Der Schmerz wird neu, es wiederholt die Кlage

Des Lebens labyrinthisch irren Lauf.

(Воскресла боль, и повторяет плач

Плутавшую, как в лабиринте, жизнь.)

Трагическое потрясение от повторения-плача затрагивает один из ключевых элементов всякого действия; оно устанавливает его смысл и то прочное значение, которое и входит в историю. В отличие от других присущих действию элементов – прежде всего, в отличие от предумышленных целей, побудительных мотивов и руководящих принципов, которые все становятся видимы в ходе самого действия, – смысл совершенного поступка раскрывается лишь тогда, когда само действие завершено и стало пригодной для рассказывания историей. В той мере, в какой «преодоление» прошлого вообще возможно, оно заключается в повествовании о случившемся; но и такое повествование, формирующее историю, не разрешает проблем и не утишает страданий; оно ничего не преодолевает окончательно. Скорее, пока смысл событий жив – а смысл этот может сохраняться в течение очень долгого времени, – «преодоление» прошлого может принять форму вечно повторяющегося рассказывания. Перед поэтом (в самом широком смысле слова) и перед историком (в самом конкретном смысле слова) стоит задача – запустить процесс рассказывания и вовлечь в этот процесс нас. А мы, в большинстве своем не поэты и не историки, хорошо знакомы с природой этого процесса по нашему собственному жизненному опыту: ведь и нам нужно вспоминать важные события нашей собственной жизни, пересказывая их себе и другим. Так мы постоянно готовим путь для поэзии в широком смысле – как человеческой возможности; мы постоянно ждем, что она прорвется в каком-то человеке. Когда это случается, вспоминающее пересказывание событий на какое-то время прекращается и временно завершенный рассказ, как еще одна вещь, вещь мира среди других вещей мира, прибавляется к мировому запасу. Овеществленное поэтом или историком, повествование истории обретает прочность и постоянство. Так рассказ получает место в мире, где он переживет нас. Там он и может жить – еще одной историей среди многих. У этих историй нет вполне отделимого от них смысла – и это тоже нам хорошо знакомо по нашему непоэтическому опыту. Никакая философия, никакой анализ, никакой афоризм, сколь угодно глубокий, не сравнятся по интенсивности и богатству смысла с правильно рассказанной историей.
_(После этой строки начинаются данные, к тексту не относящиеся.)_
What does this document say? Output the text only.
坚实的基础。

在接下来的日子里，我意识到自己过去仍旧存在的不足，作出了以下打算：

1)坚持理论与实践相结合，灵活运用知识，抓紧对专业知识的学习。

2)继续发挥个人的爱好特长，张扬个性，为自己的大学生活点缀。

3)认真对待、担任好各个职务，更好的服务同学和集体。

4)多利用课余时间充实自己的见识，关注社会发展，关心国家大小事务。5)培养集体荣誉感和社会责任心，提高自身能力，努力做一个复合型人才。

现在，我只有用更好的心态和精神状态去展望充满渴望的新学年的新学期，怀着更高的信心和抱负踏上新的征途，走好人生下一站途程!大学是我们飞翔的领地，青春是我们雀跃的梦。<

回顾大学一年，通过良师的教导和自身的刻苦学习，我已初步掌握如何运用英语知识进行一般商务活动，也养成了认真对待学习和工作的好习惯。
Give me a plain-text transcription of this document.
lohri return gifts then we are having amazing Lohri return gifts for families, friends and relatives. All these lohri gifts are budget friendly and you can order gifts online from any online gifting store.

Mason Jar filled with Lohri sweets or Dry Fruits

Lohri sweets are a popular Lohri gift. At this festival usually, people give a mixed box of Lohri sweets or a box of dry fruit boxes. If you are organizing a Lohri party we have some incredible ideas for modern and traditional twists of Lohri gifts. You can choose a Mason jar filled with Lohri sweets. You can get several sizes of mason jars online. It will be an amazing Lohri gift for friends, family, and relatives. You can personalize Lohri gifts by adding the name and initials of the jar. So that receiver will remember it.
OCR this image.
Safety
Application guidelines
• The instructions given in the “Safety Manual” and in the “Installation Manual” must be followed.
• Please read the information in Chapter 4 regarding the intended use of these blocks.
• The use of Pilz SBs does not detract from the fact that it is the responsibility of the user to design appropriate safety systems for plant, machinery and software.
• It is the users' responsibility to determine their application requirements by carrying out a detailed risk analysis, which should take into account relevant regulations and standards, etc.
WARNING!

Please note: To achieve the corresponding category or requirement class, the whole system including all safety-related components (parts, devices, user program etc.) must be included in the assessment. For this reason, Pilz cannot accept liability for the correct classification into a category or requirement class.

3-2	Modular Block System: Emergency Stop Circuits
Я отвлеклась от темы лишь внешне. Вопрос стоит так: сколько реальности должно сохраниться в мире, который стал бесчеловечным, чтобы человечность не свелась к пустой фразе или призраку? Или, иными словами: до какой степени мы остаемся должниками мира, даже будучи из него изгнаны или уйдя сами? Поскольку я, разумеется, не утверждаю, что «внутренняя эмиграция», бегство из мира в сокрытость, из публичной жизни в анонимность (когда это действительно было бегством, а не просто предлогом для того, чтобы делать то же, что и все остальные, но с внутренними оговорками, которые бы спасали твою совесть), не были оправданной – а во многих случаях единственно возможной – позицией. В темные времена бессилия бегство из мира всегда оправданно постольку, поскольку мы не закрываем глаза на реальность, но постоянно имеем ее в виду как то, от чего мы бежим. Когда люди выбирают этот путь, частная жизнь тоже способна сохранить отнюдь не незначительную действительность, хотя и остается бессильной. Важно только сознавать, что реальность этой действительности заключается не в ее внутренне-личностном характере и возникает не из приватности как таковой, а благодаря связи с тем самым миром, из которого мы ушли. Нужно сознавать, что мы постоянно убегаем и что бегство есть та действительность, в которой нам сообщает о себе мир. Поэтому же подлинная сила эскапизма берется из гонений и личная сила убегающих растет с ростом гонений и опасности.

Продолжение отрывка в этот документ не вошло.